Founder Sarah Paiji Yoo explains on an episode of the Shopify Master podcast that she set out to lead by example, showing customers the “receipts” they should be looking for from companies claiming to benefit the environment. Ideally, she notes that she wants Blueland to become a case study that proves business owners “can do the right thing and also build a very financially successful business.”
Create visibility
Make sure you understand your own business practice—and those of any production partners you use—well enough so you can accurately convey them to customers. For compostable stretch wrap company Great Wrap, that meant actually cutting out third-party production partners and creating its own manufacturing facility. “It’s hard to control another business’s operating practices as a customer,” co-founder Julia Kay says on an episode of Shopify Masters. “If you want to make a product that you have true control over what goes into it, it’s just going to be easier to set up a manufacturing facility.”
Admit to mistakes and shortcomings
Mistakes happen, but it’s essential to be transparent about them rather than greenwashing over them. For example, if your company’s ethos is about reducing waste, but you end up with excess or defective stock, be honest about it rather than silently disposing of goods. You may find that this can actually help—rather than hurt—your bottom line.

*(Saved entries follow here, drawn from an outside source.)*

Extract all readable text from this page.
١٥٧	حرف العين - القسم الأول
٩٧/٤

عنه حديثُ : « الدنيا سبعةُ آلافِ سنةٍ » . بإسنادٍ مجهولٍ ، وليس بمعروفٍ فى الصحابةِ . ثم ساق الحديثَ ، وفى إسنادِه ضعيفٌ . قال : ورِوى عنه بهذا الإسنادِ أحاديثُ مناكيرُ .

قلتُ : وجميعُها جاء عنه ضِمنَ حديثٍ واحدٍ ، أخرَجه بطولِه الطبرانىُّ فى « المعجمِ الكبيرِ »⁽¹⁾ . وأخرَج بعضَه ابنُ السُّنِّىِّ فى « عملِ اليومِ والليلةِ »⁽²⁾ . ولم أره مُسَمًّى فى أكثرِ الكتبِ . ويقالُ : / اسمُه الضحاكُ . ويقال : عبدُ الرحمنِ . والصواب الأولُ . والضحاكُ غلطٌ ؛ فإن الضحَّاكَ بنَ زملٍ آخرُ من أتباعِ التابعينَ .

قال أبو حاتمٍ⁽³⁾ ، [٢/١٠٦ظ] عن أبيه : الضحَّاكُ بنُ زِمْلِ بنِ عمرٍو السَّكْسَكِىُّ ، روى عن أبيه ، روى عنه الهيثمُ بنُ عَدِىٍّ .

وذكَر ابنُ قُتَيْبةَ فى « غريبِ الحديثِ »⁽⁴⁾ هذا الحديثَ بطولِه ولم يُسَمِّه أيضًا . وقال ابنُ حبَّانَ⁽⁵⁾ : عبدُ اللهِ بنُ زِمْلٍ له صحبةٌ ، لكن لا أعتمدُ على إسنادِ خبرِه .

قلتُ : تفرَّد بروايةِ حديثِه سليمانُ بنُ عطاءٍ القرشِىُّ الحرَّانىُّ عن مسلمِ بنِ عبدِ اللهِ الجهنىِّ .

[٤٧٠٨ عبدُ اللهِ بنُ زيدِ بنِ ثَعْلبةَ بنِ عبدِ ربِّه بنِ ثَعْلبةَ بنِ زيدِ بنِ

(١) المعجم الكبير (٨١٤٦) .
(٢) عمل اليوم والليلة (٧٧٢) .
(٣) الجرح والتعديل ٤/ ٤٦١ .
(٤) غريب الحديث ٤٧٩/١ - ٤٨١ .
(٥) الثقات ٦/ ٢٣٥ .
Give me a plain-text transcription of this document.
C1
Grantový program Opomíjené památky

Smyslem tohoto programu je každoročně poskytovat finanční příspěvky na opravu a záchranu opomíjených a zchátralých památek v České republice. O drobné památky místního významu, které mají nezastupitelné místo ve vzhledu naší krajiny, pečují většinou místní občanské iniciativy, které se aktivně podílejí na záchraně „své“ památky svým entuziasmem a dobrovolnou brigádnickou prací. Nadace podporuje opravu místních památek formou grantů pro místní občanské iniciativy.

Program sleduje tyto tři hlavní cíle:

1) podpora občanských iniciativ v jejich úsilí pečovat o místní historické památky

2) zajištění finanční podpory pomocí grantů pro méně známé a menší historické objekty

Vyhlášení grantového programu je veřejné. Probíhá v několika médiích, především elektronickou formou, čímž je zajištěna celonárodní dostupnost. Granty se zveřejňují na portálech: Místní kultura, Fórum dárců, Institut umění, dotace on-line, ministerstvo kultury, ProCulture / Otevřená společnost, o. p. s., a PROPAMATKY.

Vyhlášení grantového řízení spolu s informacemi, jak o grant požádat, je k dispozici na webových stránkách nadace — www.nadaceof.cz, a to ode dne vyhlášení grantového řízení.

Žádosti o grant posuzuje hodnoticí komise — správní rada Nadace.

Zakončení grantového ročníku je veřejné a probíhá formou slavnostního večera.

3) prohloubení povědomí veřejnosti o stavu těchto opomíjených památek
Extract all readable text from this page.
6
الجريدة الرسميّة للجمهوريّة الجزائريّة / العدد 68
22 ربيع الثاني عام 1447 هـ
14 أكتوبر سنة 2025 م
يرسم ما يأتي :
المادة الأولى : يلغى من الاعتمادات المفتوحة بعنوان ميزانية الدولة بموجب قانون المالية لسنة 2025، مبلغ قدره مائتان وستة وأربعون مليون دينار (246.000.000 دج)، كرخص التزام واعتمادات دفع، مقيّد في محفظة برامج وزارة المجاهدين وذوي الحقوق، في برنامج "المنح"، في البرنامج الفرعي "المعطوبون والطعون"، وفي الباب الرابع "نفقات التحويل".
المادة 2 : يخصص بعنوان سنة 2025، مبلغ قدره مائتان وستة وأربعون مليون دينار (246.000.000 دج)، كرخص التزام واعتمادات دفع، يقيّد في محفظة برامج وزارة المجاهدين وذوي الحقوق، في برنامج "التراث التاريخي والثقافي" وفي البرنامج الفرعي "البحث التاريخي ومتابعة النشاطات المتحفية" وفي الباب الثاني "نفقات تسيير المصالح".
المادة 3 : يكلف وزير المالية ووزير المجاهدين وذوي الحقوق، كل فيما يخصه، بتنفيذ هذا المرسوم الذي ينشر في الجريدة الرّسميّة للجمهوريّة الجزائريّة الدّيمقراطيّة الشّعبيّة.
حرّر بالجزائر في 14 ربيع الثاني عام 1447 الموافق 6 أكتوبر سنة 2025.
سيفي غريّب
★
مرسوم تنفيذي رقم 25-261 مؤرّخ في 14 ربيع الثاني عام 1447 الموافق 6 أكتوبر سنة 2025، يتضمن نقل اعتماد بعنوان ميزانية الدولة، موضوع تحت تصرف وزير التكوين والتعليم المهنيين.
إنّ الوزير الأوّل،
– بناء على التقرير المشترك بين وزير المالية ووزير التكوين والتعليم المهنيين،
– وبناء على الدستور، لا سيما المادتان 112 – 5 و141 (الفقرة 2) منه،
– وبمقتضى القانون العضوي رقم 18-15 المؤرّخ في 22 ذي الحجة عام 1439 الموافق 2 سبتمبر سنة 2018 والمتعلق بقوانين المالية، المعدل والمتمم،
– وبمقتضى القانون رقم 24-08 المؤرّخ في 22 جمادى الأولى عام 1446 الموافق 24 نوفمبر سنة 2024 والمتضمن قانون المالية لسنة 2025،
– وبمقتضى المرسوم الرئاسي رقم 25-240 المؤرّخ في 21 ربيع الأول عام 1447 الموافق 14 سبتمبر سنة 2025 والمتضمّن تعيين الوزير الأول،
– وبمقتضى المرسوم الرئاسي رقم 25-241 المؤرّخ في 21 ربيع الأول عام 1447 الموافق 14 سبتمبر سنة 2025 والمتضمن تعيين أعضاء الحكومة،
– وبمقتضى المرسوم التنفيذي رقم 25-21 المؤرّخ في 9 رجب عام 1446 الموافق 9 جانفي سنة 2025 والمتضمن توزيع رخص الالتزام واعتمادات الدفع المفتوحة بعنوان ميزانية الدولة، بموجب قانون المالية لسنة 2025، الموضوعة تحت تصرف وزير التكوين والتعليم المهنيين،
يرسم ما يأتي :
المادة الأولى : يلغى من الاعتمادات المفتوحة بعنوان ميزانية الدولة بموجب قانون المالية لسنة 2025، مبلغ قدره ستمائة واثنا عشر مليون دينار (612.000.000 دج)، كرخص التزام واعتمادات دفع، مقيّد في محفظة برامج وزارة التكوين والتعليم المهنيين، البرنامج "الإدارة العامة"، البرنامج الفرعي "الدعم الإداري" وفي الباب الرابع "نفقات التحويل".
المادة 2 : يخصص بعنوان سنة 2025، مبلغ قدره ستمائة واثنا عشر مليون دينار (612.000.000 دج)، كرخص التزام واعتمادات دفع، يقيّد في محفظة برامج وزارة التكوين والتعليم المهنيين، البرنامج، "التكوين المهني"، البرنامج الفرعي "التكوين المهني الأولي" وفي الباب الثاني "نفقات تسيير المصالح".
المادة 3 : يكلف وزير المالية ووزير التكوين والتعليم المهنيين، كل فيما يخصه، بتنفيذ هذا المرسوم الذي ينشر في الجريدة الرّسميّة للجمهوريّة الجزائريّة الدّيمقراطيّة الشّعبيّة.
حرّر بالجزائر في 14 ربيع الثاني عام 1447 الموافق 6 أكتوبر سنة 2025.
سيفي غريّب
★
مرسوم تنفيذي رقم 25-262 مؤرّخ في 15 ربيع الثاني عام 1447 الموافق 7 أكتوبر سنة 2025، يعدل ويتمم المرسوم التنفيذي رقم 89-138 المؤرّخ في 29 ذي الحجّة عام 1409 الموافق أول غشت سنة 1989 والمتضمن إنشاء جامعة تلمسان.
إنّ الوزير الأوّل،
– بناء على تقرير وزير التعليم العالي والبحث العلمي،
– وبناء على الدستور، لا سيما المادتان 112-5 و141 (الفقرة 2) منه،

Protein brownie and nut butter company Elavi produced a batch of incorrectly sealed jars. Rather than throwing them out and keeping quiet about it, cofounder Michelle Razavi explains on Shopify Masters that she shared the mistake on social media, sold the product as “oopsie jars,” and brought in a month’s worth of sales in one week.
What is greenwashing FAQ
What is an example of greenwashing?
An example of greenwashing is stating a product is sustainable with no claims to back it up, or claiming that products are recyclable when there are no facilities in place. A company could also share a goal of net zero emissions by a certain date with no real plan in place.
How can you avoid greenwashing?
As a business, you can combat greenwashing by promoting transparency, sharing your sustainability initiatives, and refraining from making misleading, vague, or false claims. Avoid using nonspecific or unproven green claims or sharing net-zero commitments, carbon offsets, or recycling programs that aren’t verifiable or possible.
What is a key indicator of greenwashing?
A key indicator of greenwashing is a company that uses false environmental claims in order to appear environmentally conscious. The brand may also throw around unregulated words like “eco-conscious,” “sustainable,” or “green” without sharing the sustainable practices it partakes in or demonstrable environmental benefits its products and services have.